PROSESNEWS.ID – Pemerintah Kabupaten Gorontalo menetapkan pembangunan di bidang keagamaan dan budaya sebagai salah satu prioritas utama dalam masa kepemimpinan Bupati Sofyan Puhi dan Wakil Bupati Tonny S. Junus.
Hal ini ditegaskan sebagai landasan dalam persiapan perhelatan Musabaqah Tilawatil Qur’an (MTQ) Tingkat Kabupaten Gorontalo Tahun 2026.
Wakil Bupati Gorontalo, Tonny S. Junus, menjelaskan bahwa MTQ bukan sekadar agenda rutin tahunan, melainkan instrumen penting untuk mengukur keberhasilan pembinaan keagamaan di setiap wilayah. Ia menargetkan delegasi yang lahir dari kompetisi tahun ini mampu berprestasi di tingkat provinsi hingga nasional.
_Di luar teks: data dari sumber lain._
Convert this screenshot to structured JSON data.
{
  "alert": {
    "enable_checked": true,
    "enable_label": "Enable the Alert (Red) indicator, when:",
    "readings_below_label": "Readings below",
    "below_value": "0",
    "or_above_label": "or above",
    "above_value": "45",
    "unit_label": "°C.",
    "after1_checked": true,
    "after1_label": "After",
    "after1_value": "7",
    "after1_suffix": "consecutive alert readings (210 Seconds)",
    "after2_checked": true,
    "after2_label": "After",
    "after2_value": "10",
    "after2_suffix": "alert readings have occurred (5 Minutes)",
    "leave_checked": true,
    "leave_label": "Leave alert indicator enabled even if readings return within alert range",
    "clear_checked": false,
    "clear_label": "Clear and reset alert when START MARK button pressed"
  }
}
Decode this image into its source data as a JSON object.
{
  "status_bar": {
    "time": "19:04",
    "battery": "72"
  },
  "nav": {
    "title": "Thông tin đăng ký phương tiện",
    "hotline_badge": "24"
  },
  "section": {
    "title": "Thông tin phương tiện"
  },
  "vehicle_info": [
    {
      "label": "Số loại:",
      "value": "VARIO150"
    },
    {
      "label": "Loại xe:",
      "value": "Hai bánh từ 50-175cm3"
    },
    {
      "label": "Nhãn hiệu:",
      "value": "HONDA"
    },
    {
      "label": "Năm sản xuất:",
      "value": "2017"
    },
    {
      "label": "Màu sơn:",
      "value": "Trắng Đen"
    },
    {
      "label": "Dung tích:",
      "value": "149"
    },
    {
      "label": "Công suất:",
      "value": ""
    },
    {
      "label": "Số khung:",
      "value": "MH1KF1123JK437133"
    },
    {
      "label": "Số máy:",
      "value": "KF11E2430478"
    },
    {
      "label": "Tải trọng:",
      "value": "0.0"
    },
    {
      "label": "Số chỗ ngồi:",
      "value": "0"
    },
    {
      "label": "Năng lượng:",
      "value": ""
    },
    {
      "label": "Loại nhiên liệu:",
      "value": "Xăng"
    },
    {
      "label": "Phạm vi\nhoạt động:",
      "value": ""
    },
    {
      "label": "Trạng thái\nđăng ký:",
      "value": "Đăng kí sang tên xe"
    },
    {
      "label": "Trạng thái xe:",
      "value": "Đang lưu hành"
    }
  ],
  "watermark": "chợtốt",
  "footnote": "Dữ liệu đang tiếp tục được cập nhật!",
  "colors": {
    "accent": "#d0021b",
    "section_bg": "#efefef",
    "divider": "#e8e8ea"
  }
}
“Pembangunan di bidang keagamaan dan budaya ini menjadi salah satu prioritas kita, dengan target pencapaian prestasi hingga ke tingkat provinsi,” ujar Tonny saat memimpin Rapat Persiapan MTQ di Ruang Dulohupa, Kantor Bupati Gorontalo, Senin (9/3/2026).
Dalam rapat koordinasi bersama Lembaga Pengembangan Tilawatil Qur’an (LPTQ) tersebut, diputuskan bahwa Asisten I Bidang Pemerintahan dan Kesejahteraan Rakyat (Kesra), Nawir Tondako, ditunjuk sebagai Ketua Panitia MTQ 2026. Fokus utama saat ini adalah percepatan administrasi, kesiapan anggaran, serta dukungan penuh dari seluruh camat.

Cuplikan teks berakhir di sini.